Her 29-year-old daughter, a graduate student with an annual income of less than $20,000, qualified for a mortgage of $600,000 with no money down, split into two different loans at 8.75 percent and 12.5 percent interest rates.

With income from tenants, which didn't come right away, Beatty's daughter thought she could afford monthly payments of nearly $5,000.

But she hasn't made a mortgage payment in more than three months, and she's receiving letters threatening foreclosure.

Did you notice the interest rates on both loans? Too bad investors aren’t going to get a cent of this because she is already three months behind and will be foreclosed upon. This is another example, of many to come, of the mortgage industry pimping ridiculous loans to the financially retarded wannabe real estate moguls. Now the mainstream media is painting this as a sob story of poor little graduate student who got conned by big bad lender wolf into signing not one, but two loans to get into this mess. Are you kidding me? They both need to get a financial beat down; the buyer should have ruined credit for a long time and the lender should come up with the short fall and be prosecuted for fraud. No underwriting system would approve a $600,000 mortgage with an income of $20,000. Look at the interest rate on both loans and you know this crap has stated income written all over it with a tinge of fraud.
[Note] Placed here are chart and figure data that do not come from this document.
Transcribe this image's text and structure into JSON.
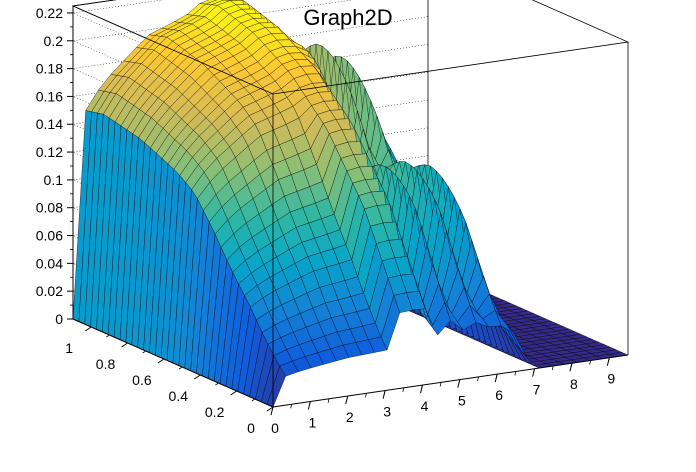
{
  "chart_data": {
    "type": "surface",
    "title": "Graph2D",
    "xlabel": "",
    "ylabel": "",
    "zlabel": "",
    "xlim": [
      0,
      9.5
    ],
    "ylim": [
      0,
      1.1
    ],
    "zlim": [
      0,
      0.225
    ],
    "x_ticks": [
      "0",
      "1",
      "2",
      "3",
      "4",
      "5",
      "6",
      "7",
      "8",
      "9"
    ],
    "y_ticks": [
      "0",
      "0.2",
      "0.4",
      "0.6",
      "0.8",
      "1"
    ],
    "z_ticks": [
      "0",
      "0.02",
      "0.04",
      "0.06",
      "0.08",
      "0.1",
      "0.12",
      "0.14",
      "0.16",
      "0.18",
      "0.2",
      "0.22"
    ],
    "grid": true,
    "colormap": [
      "#352a87",
      "#0f5cdd",
      "#1481d6",
      "#06a4ca",
      "#2eb7a4",
      "#87bf77",
      "#d1bb59",
      "#fec832",
      "#f9fb0e"
    ],
    "wire_color": "#000000",
    "nx": 28,
    "ny": 34,
    "profile_x": [
      0,
      0.3,
      0.8,
      1.2,
      1.6,
      2.0,
      2.5,
      3.0,
      3.5,
      4.0,
      4.6,
      5.2,
      5.8,
      6.3,
      7.0,
      9.5
    ],
    "profile_peak": [
      0,
      0.15,
      0.17,
      0.18,
      0.19,
      0.2,
      0.205,
      0.21,
      0.22,
      0.22,
      0.21,
      0.205,
      0.19,
      0.18,
      0,
      0
    ],
    "y_profile": [
      [
        0,
        0.25
      ],
      [
        0.2,
        0.55
      ],
      [
        0.4,
        0.75
      ],
      [
        0.6,
        0.88
      ],
      [
        0.8,
        0.96
      ],
      [
        1.0,
        1.0
      ],
      [
        1.1,
        0.98
      ]
    ]
  }
}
Now that we are entering the crisis stage, and this has been argued ad nauseam in many economic books regarding bubbles we start seeing an outing of the shysters and snake oil salesmen. Like shining a flash light on roaches these people are scurrying trying to find cover from their financial sins of yesteryear. It is despicable and they should run. All of a sudden they realize that lending out $500,000 to someone making $40,000 a year wasn’t so smart. Yet seeing the cracks in the system, someone making $40,000 a year is probably able to get a million in loans ala Casey Serin. How deep this crap permeates in the system is probably larger than your local county sewage plant. The stench is starting to overflow as the blistering hot summer sun starts to rise in the east and exposes the frauds across our nation. This financial violation of our nation is going to damage the economy for years to come.

But don’t worry! The DOW keeps going up on par with the dollar getting kicked in the nuts. Is this a coincidence? I think not. Yes, you just made 1% on your investments while the price of gas just went up 20%. Great job America in understanding that inflation is another tax. Yet we have a core of people out there that god forbid, they hear the word tax in their vernacular and start screaming communism as if Hugo Chavez was marching on Washington. Yet they are okay to allow massive deficit spending ala the war in Iraq and tax breaks and they smile while they can’t comprehend why their dollar doesn’t buy as much Wal-Mart crap as it did a year ago. It is inflation and the decimation of the dollar Einstein! These policies do intertwine because the amount we are spending is so spectacular that someone has to pay for it and it sure as hell isn’t going to come from higher taxes. So we get taxed via inflation, the stupid tax, and people go on with their merry lives.

I hope that we start seeing perp walks in the short-term of these real estate syndicate peddlers and their Gordon Gekko greed. And not only that, but a cultural shift from praying to the Visa and Mastercard god and move toward financial prudence but I doubt that. No excitement in maxing out your 401k when Paris Hilton is getting ready to hit the slammer. What the hell am I thinking trying to worry about global inflation when a Baywatch former star is eating a Wendy's hamburger hammered. This culture is addicted to debt and to drama. Sometimes the drama is caused by the debt. Saving is a thing only a few in America do and getting rich quick is the way to prosperity. You either make it big fast or say screw it, and spend as if you were rich. The housing bubble is an extension of this pervasive credit liquidity but the good news is the party has ended. And now we are going to hang around this stage of the bubble for a good six months while the media pumps out cry me a river stories from multiple cities and violins are sent to each homeowner.